On the other hand, an overcast sky diffuses sunlight, diminishes shadows, and softens the landscape. While diffuse overcast light isn’t usually as dramatic as warm early and late direct sunlight, it’s always wonderfully photographable. It also keeps the teeming masses at bay. If given a choice between dramatic sunrise and sunset light bookending a day of blues skies, or a full day of flat, overcast light, I’d take the overcast day without hesitation.
Death Valley’s Mesquite Flat Dunes are gorgeous when the day’s first light peeks over the Funeral Mountains and skims the dunes’ pristine ridges and curves, casting extreme shadows that exaggerates everything wonderful about sand dunes. In an arid environment that rarely sees clouds, these dunes near Stovepipe Wells are a must-shoot for serious photographers.
But I’m afraid in their desire to duplicate the beautiful, high-contrast sunrise images that have preceded them, photographers overlook the possibilities when the sun doesn’t arrive. I love photographing sand dunes beneath cloudy skies, and can’t understand the disappointment I hear when dune photographers (who should know better) lament cloudy skies. I realize overcast doesn’t offer the kind of bold shadows that create the dramatic images everyone else has, but as someone who constantly looks to photograph things a little differently than others have (of course that doesn’t make me unique), I just love these dunes in more subdued light.

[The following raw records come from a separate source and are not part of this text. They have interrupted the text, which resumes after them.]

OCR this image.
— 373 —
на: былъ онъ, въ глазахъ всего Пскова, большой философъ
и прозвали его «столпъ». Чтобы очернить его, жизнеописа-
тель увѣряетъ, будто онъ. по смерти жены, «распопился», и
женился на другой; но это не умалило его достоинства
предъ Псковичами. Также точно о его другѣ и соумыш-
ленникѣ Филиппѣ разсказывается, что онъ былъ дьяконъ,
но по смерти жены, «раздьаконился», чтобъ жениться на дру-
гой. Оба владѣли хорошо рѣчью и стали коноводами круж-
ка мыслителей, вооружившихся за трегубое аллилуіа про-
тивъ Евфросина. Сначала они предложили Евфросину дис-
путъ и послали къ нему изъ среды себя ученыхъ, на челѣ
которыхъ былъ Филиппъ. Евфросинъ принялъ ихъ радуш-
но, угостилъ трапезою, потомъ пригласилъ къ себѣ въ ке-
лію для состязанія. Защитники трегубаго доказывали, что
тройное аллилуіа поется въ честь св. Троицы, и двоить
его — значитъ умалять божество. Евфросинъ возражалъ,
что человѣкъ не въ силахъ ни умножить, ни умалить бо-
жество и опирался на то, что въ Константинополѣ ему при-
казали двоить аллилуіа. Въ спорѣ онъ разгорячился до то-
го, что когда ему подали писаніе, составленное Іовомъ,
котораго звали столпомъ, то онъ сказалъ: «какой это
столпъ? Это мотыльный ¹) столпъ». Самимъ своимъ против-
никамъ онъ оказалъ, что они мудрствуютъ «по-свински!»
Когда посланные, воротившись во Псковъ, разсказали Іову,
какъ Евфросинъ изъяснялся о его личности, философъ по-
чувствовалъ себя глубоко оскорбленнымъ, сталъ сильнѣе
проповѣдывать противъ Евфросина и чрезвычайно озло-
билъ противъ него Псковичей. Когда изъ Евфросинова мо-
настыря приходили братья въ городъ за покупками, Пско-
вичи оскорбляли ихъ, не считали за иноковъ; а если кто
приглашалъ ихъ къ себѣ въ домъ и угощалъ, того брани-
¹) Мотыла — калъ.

In last month’s Death Valley workshop, it was pretty obvious that we wouldn’t be seeing much sun at sunrise on the morning of our dune shoot. Nevertheless, as we prepared for the one mile trek in the pre-dawn darkness, I reassured everyone that they were in for a treat. (I couldn’t help but wonder if they thought I was selling them a bill of goods, but everyone seemed in good spirits as we followed our flashlights across the sand.)

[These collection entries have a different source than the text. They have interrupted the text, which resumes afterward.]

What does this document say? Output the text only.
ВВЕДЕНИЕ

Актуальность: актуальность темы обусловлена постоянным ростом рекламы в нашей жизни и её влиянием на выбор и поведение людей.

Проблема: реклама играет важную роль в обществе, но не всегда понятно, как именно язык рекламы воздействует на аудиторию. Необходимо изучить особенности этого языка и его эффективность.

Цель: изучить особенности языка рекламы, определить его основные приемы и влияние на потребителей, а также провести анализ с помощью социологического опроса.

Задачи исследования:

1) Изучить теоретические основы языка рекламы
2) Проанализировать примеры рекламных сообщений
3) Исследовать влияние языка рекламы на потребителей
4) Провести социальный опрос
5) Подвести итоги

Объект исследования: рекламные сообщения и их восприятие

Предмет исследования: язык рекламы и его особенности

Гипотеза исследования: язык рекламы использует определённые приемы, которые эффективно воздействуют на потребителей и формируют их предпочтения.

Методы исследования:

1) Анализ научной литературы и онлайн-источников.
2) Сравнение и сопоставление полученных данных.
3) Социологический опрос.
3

I’d selected a relatively remote location that tends to offer a better chance of solitude and sand unmarred by footprints. Getting there is slightly more work, but nothing more than anyone in the group could handle. The slightly extra effort turned out to be worth it, as we found only a handful of footprints and saw no other photographers while we were out there.
While it was still fairly dark as we scaled the final dune and prepared to set up, flashlights were no longer necessary. Not only is shadowless twilight vastly underrated for photography, starting early gives everyone a chance to familiarize themselves with the scene before the sky starts to light up, so I encouraged everyone to start shooting as soon as they were ready.
As expected, the rising sun never made its way directly onto the dunes that morning, but it did find enough openings to paint the clouds in all directions with vivid reds and pinks, a rare treat in Death Valley (and an unexpected bonus). The image at the top of the page was captured about forty-five minutes after sunrise–without clouds, the best light would have been long passed by then. To emphasize the delicate, repeating ridges in the sand, I dropped my tripod as close to sand-level as it would go, stopping down to f16 and focusing maybe twenty feet in front of me to maximize depth of field. I used the diagonal “valley” in the middle distance to lead the eye through the scene, and because the sky wasn’t particularly interesting, relegated it to a thin strip above Death Valley Buttes and the Funeral Mountains.
All in all, a nice morning, and (I think) a good lesson for all.